Differential equations (1 Viewer)

[Affinity]

I asked my teacher if the following would be ok in exams, he answered: it might cost me marks. Could anyone give their opinion?

given dN/dt= k(N-B) find N in terms of t.

dN/dt= k(N-B)

1/(N-B) dN = k dt

/
| 1/(N-B) dN =
/

/
| k dt
/


ln | N - B | = kt + C

N - B = e^(kt + C)
N = Ae^kt + B For some constant A.

 

[Lazarus]

You'd only lose marks if the question had specifically asked you to employ some other method. I can't see anything wrong with what you've done; it's the standard process for backtracking from a differential equation.

 

[underthesun]

thats a pretty nice method, i'm going to ask the same thing to my teacher as well.

 

[kini mini]

That seems perfectly valid to me, in fact it's the usual on as Laz said.

Why would you lose marks for it? Did your teacher explain?

 

[Harimau]

Originally posted by Affinity
I asked my teacher if the following would be ok in exams, he answered: it might cost me marks. Could anyone give their opinion?
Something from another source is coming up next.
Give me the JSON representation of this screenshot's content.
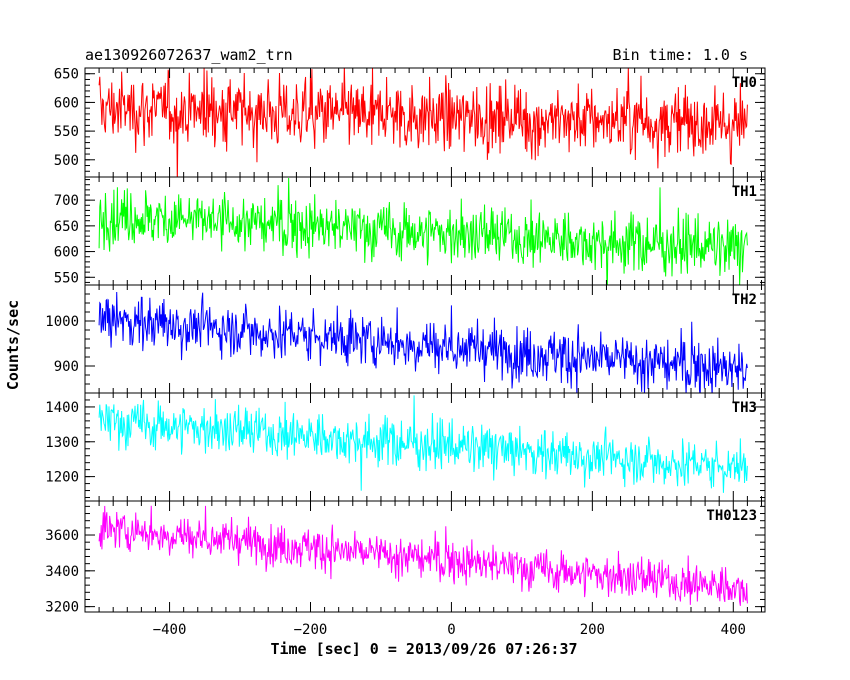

given dN/dt= k(N-B) find N in terms of t.

dN/dt= k(N-B)

1/(N-B) dN = k dt

/
| 1/(N-B) dN =
/

/
| k dt
/


ln | N - B | = kt + C

N - B = e^(kt + C)
N = Ae^kt + B For some constant A.

My tutor taught me the same thing, and i think it might actually even be considered superior compared to the other method of guessing the answer and differentiating it...

 

[Affinity]

Thanks everyone

 

[fatmuscle]

I'll try post up the other method, if I find it